Necesitamos convertir la plegaria en una tormenta de sentimientos profundos, inconformistas y sinceros; necesitamos una oración que los admita, los suscite y los movilice.
“Padre, si quieres, pasa de mí esta copa; pero no se haga mi voluntad sino la tuya… y estando en agonía, oraba más intensamente; y era su sudor como grandes gotas de sangre que caían hasta la tierra… Dios mío, Dios mío porque me has desamparado”. Lc. 22:42, 44; Mr. 15:34.
En las grandes tradiciones de la oración del Antiguo Testamento: Job, Salmos, Lamentaciones, una cosa aparece bastante clara y es que el lenguaje de la oración no es un lenguaje que se encierre e inmunice frente a la experiencia del dolor y el desconsuelo. Los que oran, debe quedar claro, no son unos conformistas comodones, ni unos masoquistas de la obediencia; ni son tampoco unos cobardes sumisos o beatos de culto dominical. Una y otra vez, la oración se presenta como un quejido salido desde lo más profundo del ser, pero ese grito no es un vago lamentarse, ni un deseo indefinido, sino un acto de pedir clemencia, misericordia y sostén que busca y anhela el rostro de Dios.
A Dios se le puede decir todo, literalmente todo, porque él acepta escuchar cualquier dolor, duda o desesperación, de manera que el lenguaje de la oración ni domestica ni amansa el clamor de los que sufren. No tenemos más que mirar a Jesús mismo, a su oración. La intercesión del Señor se consuma con el grito dirigido al Padre ante el que se abandona, sintiéndose desamparado por él. No es la angustia admitida, sino la angustia reprimida la que lo vuelve a uno no libre y lo incapacita, porque es precisamente la aflicción insoportable la que desnuda toda vulnerabilidad y nos sitúa ante la verdad de nosotros mismos ante Dios.

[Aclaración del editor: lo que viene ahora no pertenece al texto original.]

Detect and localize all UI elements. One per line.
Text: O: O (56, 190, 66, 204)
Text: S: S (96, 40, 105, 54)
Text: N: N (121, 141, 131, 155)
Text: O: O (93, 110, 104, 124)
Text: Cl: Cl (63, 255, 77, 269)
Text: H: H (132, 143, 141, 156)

Pero, pudiera pensarse que muchas veces centramos la oración a partir de la experiencia de la negatividad, de lo oscuro, del dolor y de la tristeza, y demasiado poco desde la positividad de la alegría y la gratitud (“Por una mística de ojos abiertos”. J.B Metz). Sin embargo ¡cuánta positividad se esconde en la resistencia viva a la desesperanza, en el anhelo de encontrar salida en medio del sufrimiento! La historia de la oración no se reconoce solo y en primer lugar como júbilo y exaltación, ni tampoco únicamente como canto del alma, como si eso fuera todo, sino precisamente en forma de angustia, en el hundimiento del alma, en el roce con la desesperación, en el grito desde las profundidades: “Desde el fondo del abismo clamo a ti, Señor: ¡Escucha, Señor, mi voz!, ¡atiendan tus oídos mi grito suplicante! Señor”. Sal. 130:1.
Importa considerar el peligro que, a menudo, se vislumbra en el habitual lenguaje de la oración de nuestra vida eclesial. ¿No está este lenguaje de la oración demasiado poco teñido del dolor? ¿No está caracterizado por una especie de sobre-afirmación que solo habla estereotipada y superficialmente sobre el sufrimiento sin penetrar realmente en nuestras auténticas crisis? Ese lenguaje “surfeante”, en el fondo, no acaba siendo una muestra de verdadera confianza, sino un síntoma de debilidad que nos hace incapaces de volcar ante Dios los infiernos de la existencia a los que la vida tantas veces nos somete.
Hemos de enfrentar la oración como acto de resistencia, ante el peligro de la rutina y la superficialidad, sencillamente porque se trata de una tarea proactiva de intransigencia frente a la apatía reinante tras la que intentamos resguardar nuestro interior para ponerlo a cubierto. Necesitamos convertir la plegaria en una tormenta de sentimientos profundos, inconformistas y sinceros; necesitamos una oración que los admita, los suscite y los movilice, porque el grito del Jesús crucificado legitima todo clamor que desgarre el alma, garantizando la escucha y la respuesta del Dios eterno, cuando nos entregamos a su voluntad y no a la nuestra. Soli Deo Gloria.